First, it is not true that no one can ascend Mount Ararat, as alpinists have shown repeatedly since the first ascent in 1829. This late date has more to do with lack of time, lack of inclination, and in short with attitude, than with any real difficulty. Of course Ararat is a long way from Italy, and there may have been a religious tint in the attitude of 13th-century Armenians. But the scientific attitude to glaciers, and to mountains generally, was a thing of the future.

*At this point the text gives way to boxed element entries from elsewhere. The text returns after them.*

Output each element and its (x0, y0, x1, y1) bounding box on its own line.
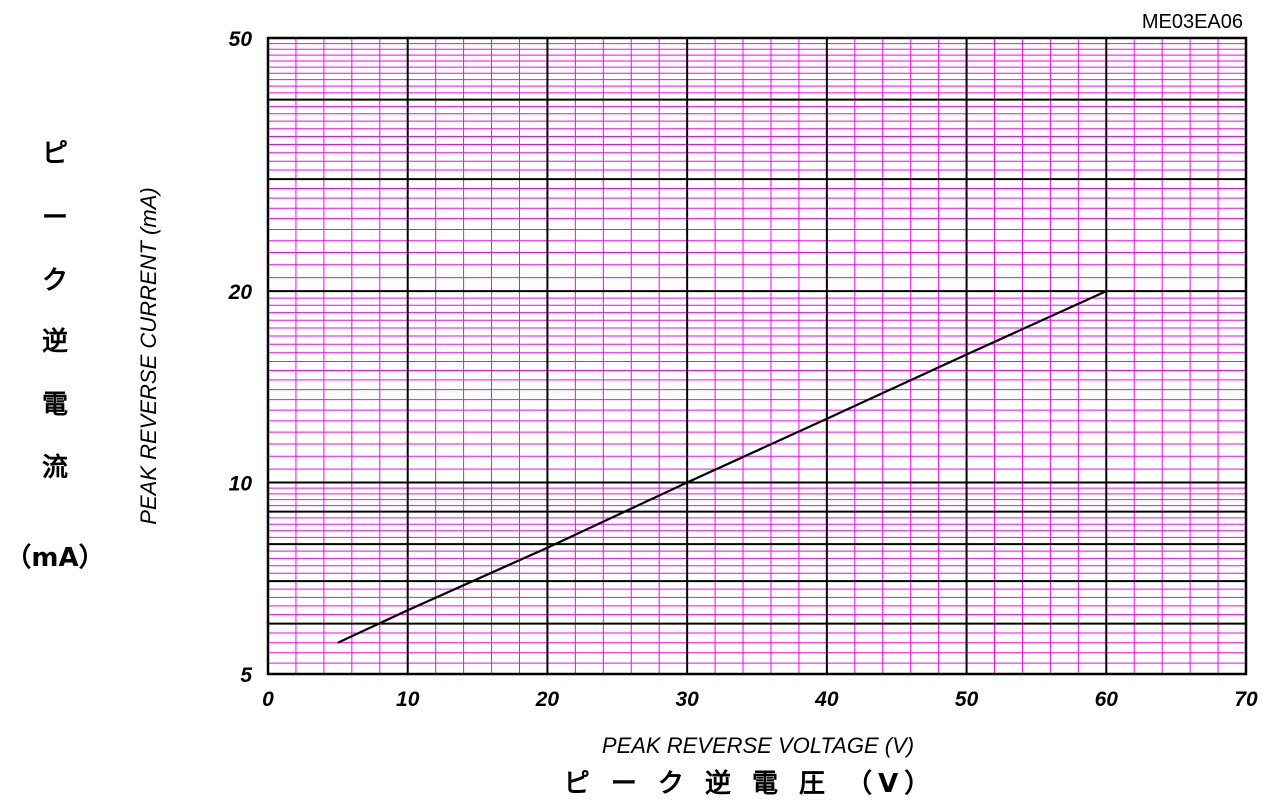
y-axis-label-jp-char: ピ (42, 139, 68, 169)
x-tick-label: 10 (396, 688, 420, 711)
plot-frame (266, 36, 1248, 676)
y-axis-label-jp-char: 逆 (42, 326, 68, 357)
y-tick-label: 20 (228, 281, 253, 304)
x-tick-label: 20 (535, 688, 560, 711)
x-tick-labels: 0 10 20 30 40 50 60 70 (262, 688, 1258, 711)
minor-grid (268, 38, 1246, 674)
chart-code: ME03EA06 (1142, 11, 1243, 33)
y-axis-label-jp-char: ー (42, 203, 68, 233)
y-axis-label: PEAK REVERSE CURRENT (mA) (136, 187, 161, 524)
y-tick-labels: 5 10 20 50 (228, 28, 253, 687)
series-layer (337, 290, 1107, 644)
major-grid (266, 36, 1248, 676)
x-tick-label: 60 (1095, 688, 1119, 711)
y-axis-label-jp-char: 流 (42, 453, 68, 483)
x-tick-label: 0 (262, 688, 274, 711)
x-axis-label: PEAK REVERSE VOLTAGE (V) (602, 733, 914, 758)
x-tick-label: 30 (675, 688, 699, 711)
x-tick-label: 70 (1234, 688, 1258, 711)
y-axis-label-jp-char: ク (42, 266, 68, 296)
x-tick-label: 50 (955, 688, 979, 711)
series-line (337, 290, 1107, 644)
y-tick-label: 50 (229, 28, 253, 51)
y-tick-label: 10 (229, 473, 253, 496)
x-axis-label-jp: ピ ー ク 逆 電 圧 （V） (564, 768, 936, 799)
y-axis-label-jp-char: 電 (42, 390, 68, 420)
x-tick-label: 40 (814, 688, 839, 711)
y-tick-label: 5 (240, 664, 252, 687)
y-axis-label-jp-char: （mA） (5, 543, 104, 573)
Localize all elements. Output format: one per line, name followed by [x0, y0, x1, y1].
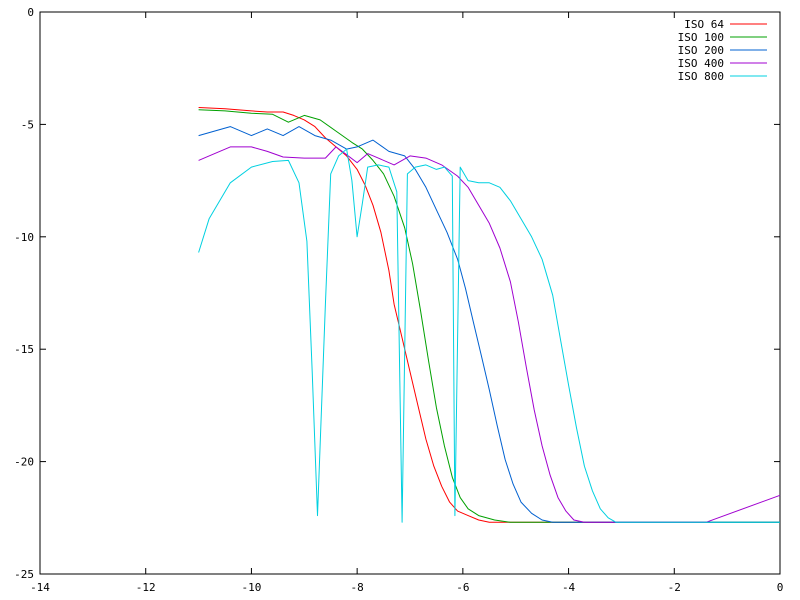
series-lines [198, 107, 781, 523]
x-tick-label: -10 [241, 581, 261, 594]
x-tick-label: -2 [668, 581, 681, 594]
y-tick-label: -5 [21, 118, 34, 131]
x-tick-label: -12 [136, 581, 156, 594]
x-tick-label: 0 [777, 581, 784, 594]
y-tick-label: 0 [27, 6, 34, 19]
axis-ticks [39, 11, 781, 575]
series-line-iso-64 [198, 107, 780, 523]
series-line-iso-100 [198, 109, 780, 523]
series-line-iso-400 [198, 146, 781, 523]
y-tick-label: -25 [14, 568, 34, 581]
x-tick-label: -14 [30, 581, 50, 594]
y-tick-label: -20 [14, 456, 34, 469]
axis-tick-labels: -14 -12 -10 -8 -6 -4 -2 00-5-10-15-20-25 [14, 6, 783, 594]
y-tick-label: -15 [14, 343, 34, 356]
series-line-iso-200 [198, 126, 780, 523]
plot-frame [39, 11, 781, 575]
x-tick-label: -4 [562, 581, 576, 594]
x-tick-label: -6 [456, 581, 469, 594]
legend-label: ISO 200 [678, 44, 724, 57]
legend-label: ISO 400 [678, 57, 724, 70]
legend-label: ISO 100 [678, 31, 724, 44]
series-line-iso-800 [198, 148, 780, 523]
legend-label: ISO 800 [678, 70, 724, 83]
y-tick-label: -10 [14, 231, 34, 244]
legend-label: ISO 64 [684, 18, 724, 31]
x-tick-label: -8 [351, 581, 364, 594]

Second, it is probably not true that the snow on top of Mount Ararat never melts. Ararat is about 50 km south of Yerevan on what is now the Turkish side of the River Araks. At 5,137 m above sea level in latitude 39.7° north, there should be at least a short season of above-freezing temperatures every year. But here Marco Polo was on the ball at least to the extent of recognizing, or even taking for granted, a basic fact of glaciology and meteorology: it is colder higher up. He was, however, more a traveller than an analytical thinker. Taken literally, his account implies that Mount Ararat should have been getting steadily higher and, probably, pointier.

And so we come to the big gap in 13th-century understanding. How does the snow manage to stay perpetual at the top of the mountain but to stay ephemeral part way down? Apparently Marco Polo and his contemporaries didn’t even notice the contradiction — that you cannot pile snow up indefinitely, as observed at the tops of mountains (including the Alps, only 200 km from Marco Polo’s birthplace), without something having to give.

If this contradiction was difficult to recognize, it was yet harder to explain. What was required was the realization, first, that snow will turn into ice if it keeps on piling up, and then that if the snow keeps coming the ice must flow.

Neither of these discoveries was proposed until the 18th century, and neither was nailed down firmly until the 19th. Making the necessary intellectual progress called not just for more detailed observation, but for a change of attitude. To show that the ice moves you can put a stake in it, and measure its position accurately twice — not all that difficult. Why it was not sensible, or possible, to do this or to think this way in the 13th century, but it became sensible by the 18th century, is another question.